The world of mobile apps is rapidly evolving, but ensuring their reliability and performance remains a significant challenge. With 77% of users abandoning an app within three days if it fails to engage them, QA has become crucial for user trust and business success. In this article, we'll explore the limitations of traditional QA approaches and how AI-powered testing can revolutionize the way we test mobile apps.

Traditional Mobile QA is Broken

Despite decades of tooling, mobile QA remains plagued by fundamental problems. Manual testing – having humans tap through scenarios on devices – is familiar but slow. It scales poorly as apps grow complex: testers can only execute so many cases in limited device labs or emulators. "Manual testing is slow, time-consuming, error-prone" and inevitably leaves coverage gaps that delay releases. On the other hand, scripted automation was supposed to solve this. Teams write UI tests with frameworks like Selenium, Appium, Robot Framework, or Espresso to click buttons and verify outcomes.

However, these scripts are brittle.
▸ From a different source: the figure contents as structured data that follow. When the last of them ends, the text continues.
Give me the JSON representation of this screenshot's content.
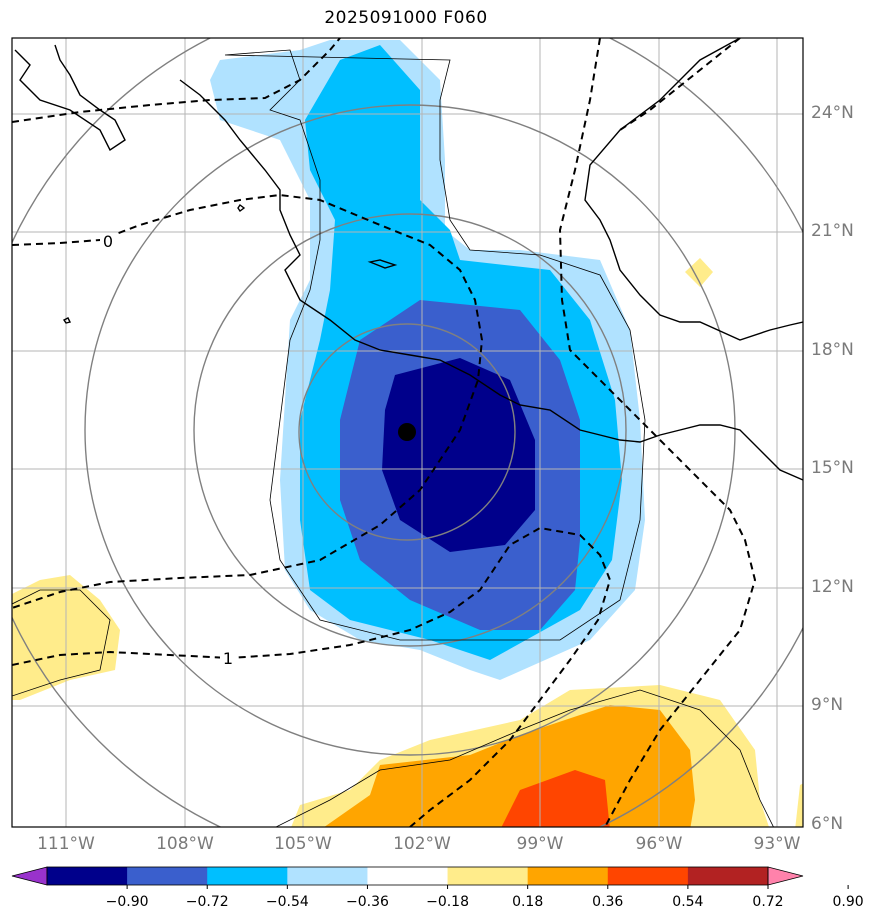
{
  "title": "2025091000 F060",
  "lon_labels": [
    "111°W",
    "108°W",
    "105°W",
    "102°W",
    "99°W",
    "96°W",
    "93°W"
  ],
  "lat_labels": [
    "24°N",
    "21°N",
    "18°N",
    "15°N",
    "12°N",
    "9°N",
    "6°N"
  ],
  "contour_labels": [
    "0",
    "1"
  ],
  "colorbar": {
    "levels": [
      "−0.90",
      "−0.72",
      "−0.54",
      "−0.36",
      "−0.18",
      "0.18",
      "0.36",
      "0.54",
      "0.72",
      "0.90"
    ],
    "colors": [
      "#9932CC",
      "#00008B",
      "#3A5FCD",
      "#00BFFF",
      "#B0E2FF",
      "#FFFFFF",
      "#FFEC8B",
      "#FFA500",
      "#FF4500",
      "#B22222",
      "#FF82AB"
    ]
  },
  "center_marker": "storm-center-dot"
}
Even minor UI changes break them, causing maintenance nightmares. Common mobile automation tools (Appium, XCUI, Espresso, etc.) are "cumbersome to implement, time-consuming to manage, and brittle". Every OS update, screen redesign, or dependency change can require laborious test rewrites. In large apps, QA often ends up hiring expensive SDETs or repurposing developers just to keep the tests running.

The Reality of Traditional QA

Device and OS fragmentation make coverage effectively impossible. There are over 24,000 Android models and dozens of iOS versions in the wild. Ensuring every combination works flawlessly would take years of testing. Even a pool of 20-50 devices covers only a fraction of users. As one QA expert puts it, testing mobile apps is like designing one shirt to fit "every single person on the planet" – an almost impossible task.

The result is that teams must guess which devices and flows matter most. Siloed tooling compounds the problem: many organizations have separate test suites for mobile vs. web, different teams for iOS vs. Android, and disparate frameworks. The end result is inconsistent coverage, tech sprawl, and defects that slip into production.

AI-Powered QA Testing

AI-powered QA testing has shown how to accelerate development: by running nightly tests and continuous integrations, teams can release every sprint without sacrificing quality. Indeed, TestDevLab notes that adding AI to automation can supercharge QA efficiency even further – reducing manual effort, improving test coverage, and speeding up release cycles.

But at its core, confidence comes from covering all meaningful user flows – not just scripted checkboxes. That includes negative tests, edge cases, network failures, performance bottlenecks, and security scenarios. For example, a change to a login screen shouldn't crash the app for 5% of users on older devices, and QA should catch that. Unfortunately, traditional approaches rarely do. They often miss scenarios (e.g., "What if the user's session expires mid-flow?") or assume too much (only happy paths). When these gaps manifest in the wild, they erode user trust and require costly hotfixes.

Revolutionizing Mobile QA with AI

There are multiple approaches organizations are taking to solve this problem. Most of them focus on automating the scripting process. The common method is to use AI, specifically large language models (LLMs), to automatically generate manual test scripts. This creates a no-code/low-code platform for QA, where testers can define scenarios in natural language, and the system converts them into executable scripts.

These platforms usually build on existing frameworks like Appium, Selenium, and Playwright to extend their capabilities. This approach removes some of the grunt work and allows testers to focus on what really matters – verifying expected behavior and understanding real user behavior.